Iyer’s trio, also featuring Linda May Han Oh on bass, nonetheless played a strong Harbor Stage set on Sunday, as did both Melissa Aldana’s group and the Emmet Cohen Trio. At the Quad Stage, rising British sax star Nubya Garcia made her Newport debut; bassist Daniel Casimir and drummer Sam Jones from her debut album Source backed her up, with Greg Spero subbing admirably for Joe Armon-Jones on keyboards. They played a mix of songs from the album and new material, Garcia chatting up the appreciative audience between tunes and dancing during bandmates’ solos.
The Ron Carter Quartet was a half-hour late opening the Fort Stage that morning, leading to a shortened performance. Likewise, the group billed as Jazz Is Dead—which included Gary Bartz—was still fumbling through its Quad Stage soundcheck 20 minutes past its posted start time, presumably causing that set to be truncated as well.
Some of us gave up waiting to find out when Bartz and JID would start and scurried to the Fort Stage to catch Jason Moran & the Bandwagon instead. That proved a good choice, as the Moran set proved to be a high point of the festival. He, bassist Tarus Mateen, and drummer Nasheet Waits roared through some of their own material and covers of Geri Allen (“Feed the Fire”), Wes Montgomery (“Four on Six”), Fats Waller (“Sheik of Araby”), and Thelonious Monk (“Thelonious”). “For us it’s all a family,” Moran told the audience during a break. Later came several pieces by James Reese Europe, described by Moran as “the big bang of everything that’s happening here.” He went on to sketch out for the audience why Europe is of such critical importance to both the music and civil rights. He added that the trio, now entering its third decade together, will be recording an album of Europe’s music next month for release in 2023.
Moran ended his set by leading the audience in a sing-along. That sort of interaction was prominent with the other Fort Stage groups that day as well, with the Soul Rebels, Digable Planets, and Angélique Kidjo in particular getting the crowd up and dancing.

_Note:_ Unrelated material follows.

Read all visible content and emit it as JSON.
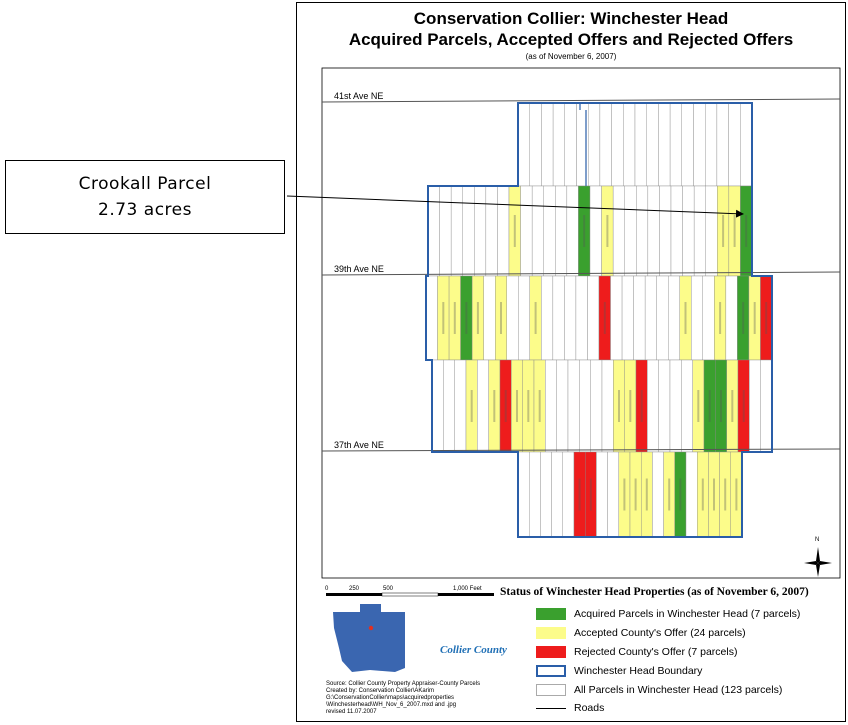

But the biggest crowd-pleaser of all was the closing tribute to Wein, the festival’s longtime driving force. The set featured both previously announced and surprise all-stars. It began with a jam featuring Randy Brecker and Jon Faddis on trumpet, Lew Tabackin on tenor sax, Anat Cohen on clarinet, Christian Sands on piano, McBride on bass, and Lewis Nash on drums.
Cécile McLorin Salvant emerged from the wings afterward to sing a number, with Jay Leonhart now on bass. Piano virtuoso Hiromi came out to play a dazzling solo piece, mugging at the audience occasionally while blazing through phenomenally difficult passages. She and Faddis then played a gorgeous “Over the Rainbow” together. Trombone Shorty sang and played “On the Sunny Side of the Street” and “St. James Infirmary,” the former blowing trumpet rather than his namesake instrument. Cohen came out afterward for a version of “Jitterbug Waltz.”
Wein, who had championed these artists (and these songs) through the years, would have loved all of it.